There were camp followers who accompanied every army to a war; wives, children, laundry-women and officers' servants, fiancйes, amours, and whores, mothers and fathers come to see their sons win glory on the fields of honor-all running, riding, or clinging to wagons, or an offside stirrup, to escape the French. From raggedy barefoot peasant girls who slept with the privates to lordly, aristocratic courtesans in court dress, they lined the road, crying and begging for a ride, a seat behind a cavalryman, for water, for a clue as to where to go, or a word of encouragement, or an explanation of what it was they witnessed.

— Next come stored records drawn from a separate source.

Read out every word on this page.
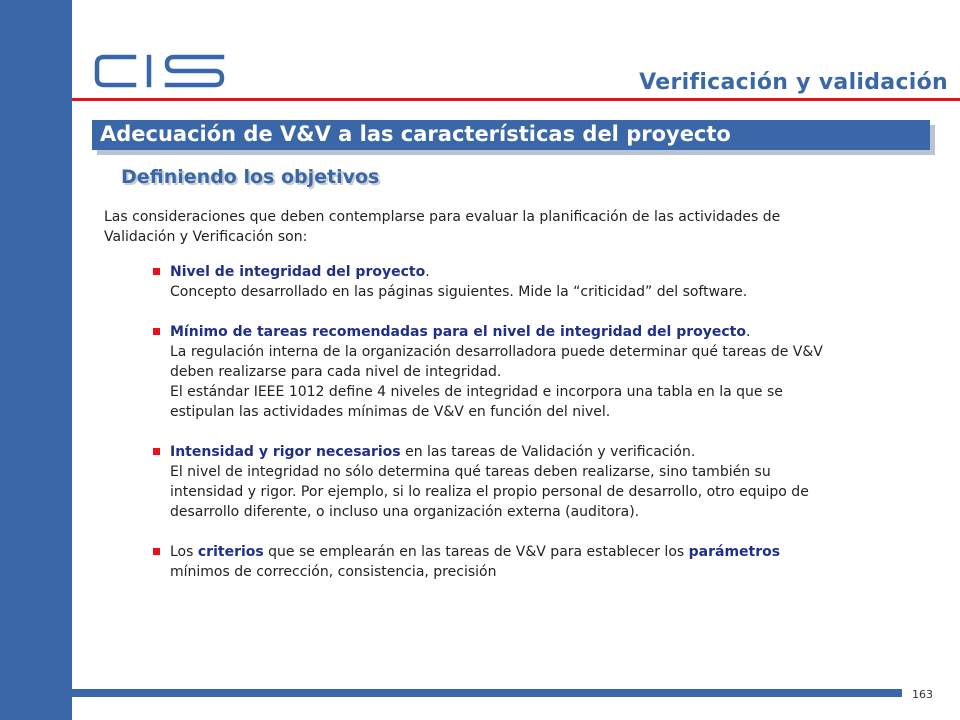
Verificación y validación
Adecuación de V&V a las características del proyecto
Definiendo los objetivos
Las consideraciones que deben contemplarse para evaluar la planificación de las actividades de
Validación y Verificación son:
Nivel de integridad del proyecto.
Concepto desarrollado en las páginas siguientes. Mide la “criticidad” del software.
Mínimo de tareas recomendadas para el nivel de integridad del proyecto.
La regulación interna de la organización desarrolladora puede determinar qué tareas de V&V
deben realizarse para cada nivel de integridad.
El estándar IEEE 1012 define 4 niveles de integridad e incorpora una tabla en la que se
estipulan las actividades mínimas de V&V en función del nivel.
Intensidad y rigor necesarios en las tareas de Validación y verificación.
El nivel de integridad no sólo determina qué tareas deben realizarse, sino también su
intensidad y rigor. Por ejemplo, si lo realiza el propio personal de desarrollo, otro equipo de
desarrollo diferente, o incluso una organización externa (auditora).
Los criterios que se emplearán en las tareas de V&V para establecer los parámetros
mínimos de corrección, consistencia, precisión
163
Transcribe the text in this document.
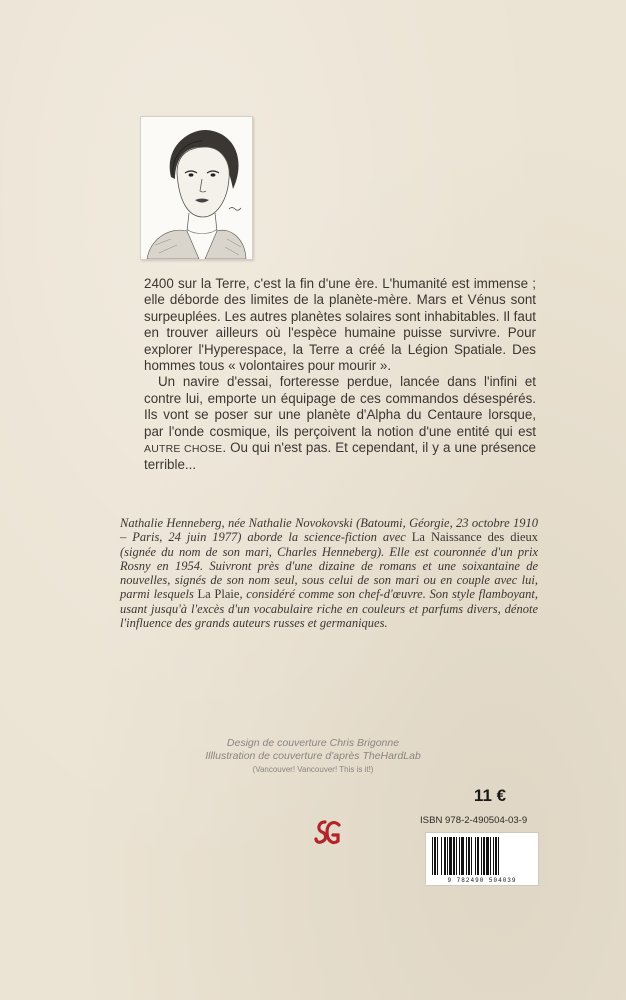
2400 sur la Terre, c'est la fin d'une ère. L'humanité est immense ; elle déborde des limites de la planète-mère. Mars et Vénus sont surpeuplées. Les autres planètes solaires sont inhabitables. Il faut en trouver ailleurs où l'espèce humaine puisse survivre. Pour explorer l'Hyperespace, la Terre a créé la Légion Spatiale. Des hommes tous « volontaires pour mourir ».

Un navire d'essai, forteresse perdue, lancée dans l'infini et contre lui, emporte un équipage de ces commandos désespérés. Ils vont se poser sur une planète d'Alpha du Centaure lorsque, par l'onde cosmique, ils perçoivent la notion d'une entité qui est AUTRE CHOSE. Ou qui n'est pas. Et cependant, il y a une présence terrible...

Nathalie Henneberg, née Nathalie Novokovski (Batoumi, Géorgie, 23 octobre 1910 – Paris, 24 juin 1977) aborde la science-fiction avec La Naissance des dieux (signée du nom de son mari, Charles Henneberg). Elle est couronnée d'un prix Rosny en 1954. Suivront près d'une dizaine de romans et une soixantaine de nouvelles, signés de son nom seul, sous celui de son mari ou en couple avec lui, parmi lesquels La Plaie, considéré comme son chef-d'œuvre. Son style flamboyant, usant jusqu'à l'excès d'un vocabulaire riche en couleurs et parfums divers, dénote l'influence des grands auteurs russes et germaniques.
Design de couverture Chris Brigonne
Illlustration de couverture d'après TheHardLab
(Vancouver! Vancouver! This is it!)
11 €
ISBN 978-2-490504-03-9
9 782490 504039
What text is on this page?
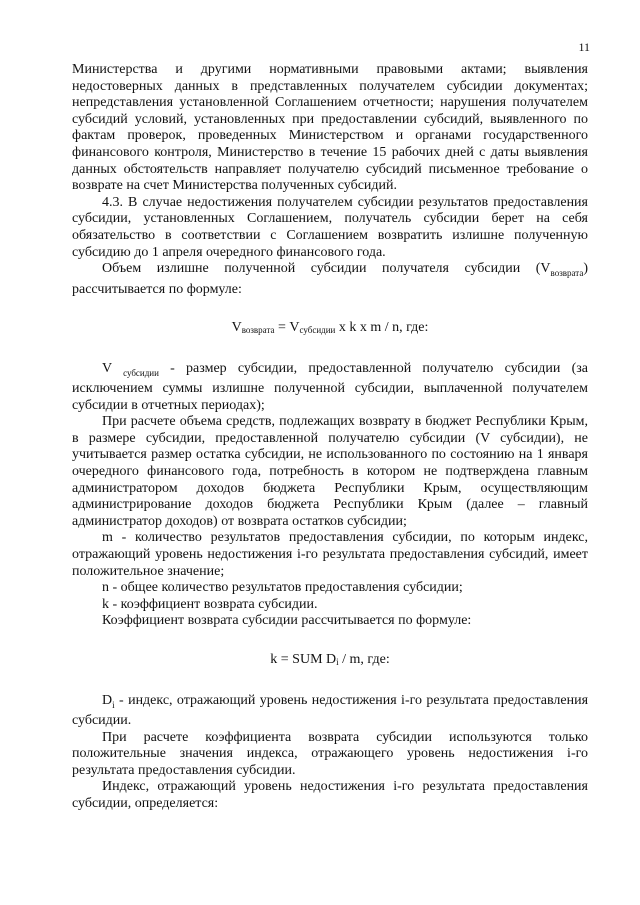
11

Министерства и другими нормативными правовыми актами; выявления недостоверных данных в представленных получателем субсидии документах; непредставления установленной Соглашением отчетности; нарушения получателем субсидий условий, установленных при предоставлении субсидий, выявленного по фактам проверок, проведенных Министерством и органами государственного финансового контроля, Министерство в течение 15 рабочих дней с даты выявления данных обстоятельств направляет получателю субсидий письменное требование о возврате на счет Министерства полученных субсидий.

4.3. В случае недостижения получателем субсидии результатов предоставления субсидии, установленных Соглашением, получатель субсидии берет на себя обязательство в соответствии с Соглашением возвратить излишне полученную субсидию до 1 апреля очередного финансового года.

Объем излишне полученной субсидии получателя субсидии $(V_{возврата})$ рассчитывается по формуле:

$V_{возврата} = V_{субсидии}$ x k x m / n, где:

V $_{субсидии}$ - размер субсидии, предоставленной получателю субсидии (за исключением суммы излишне полученной субсидии, выплаченной получателем субсидии в отчетных периодах);

При расчете объема средств, подлежащих возврату в бюджет Республики Крым, в размере субсидии, предоставленной получателю субсидии (V субсидии), не учитывается размер остатка субсидии, не использованного по состоянию на 1 января очередного финансового года, потребность в котором не подтверждена главным администратором доходов бюджета Республики Крым, осуществляющим администрирование доходов бюджета Республики Крым (далее – главный администратор доходов) от возврата остатков субсидии;

m - количество результатов предоставления субсидии, по которым индекс, отражающий уровень недостижения i-го результата предоставления субсидий, имеет положительное значение;

n - общее количество результатов предоставления субсидии;

k - коэффициент возврата субсидии.

Коэффициент возврата субсидии рассчитывается по формуле:

k = SUM $D_i$ / m, где:

$D_i$ - индекс, отражающий уровень недостижения i-го результата предоставления субсидии.

При расчете коэффициента возврата субсидии используются только положительные значения индекса, отражающего уровень недостижения i-го результата предоставления субсидии.

Индекс, отражающий уровень недостижения i-го результата предоставления субсидии, определяется:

Hard-hearted, they rode; Peel, Lewrie, and Mountjoy, with pistols in one hand, swords in the other, and reins in their teeth to prevent a swarm of desperate soldiers or civilians from swamping them and taking their horses. Children held up to them had to be denied, no matter how pi-tiously a young, still-pretty mother might plead. Their mounts were barely able to carry them at the moment, judder-legged and blowing, so slick and foamy with ripe ammoniac sweat that Lewrie's thighs and boots were damp with it; reeking, too, with the rotting meat stink of saddle sores and girth-galls that had never completely healed, and were now rubbed raw and open, leaving blood and pus stains on the saddle pads to trickle to the corners and drip in the dirt of the road.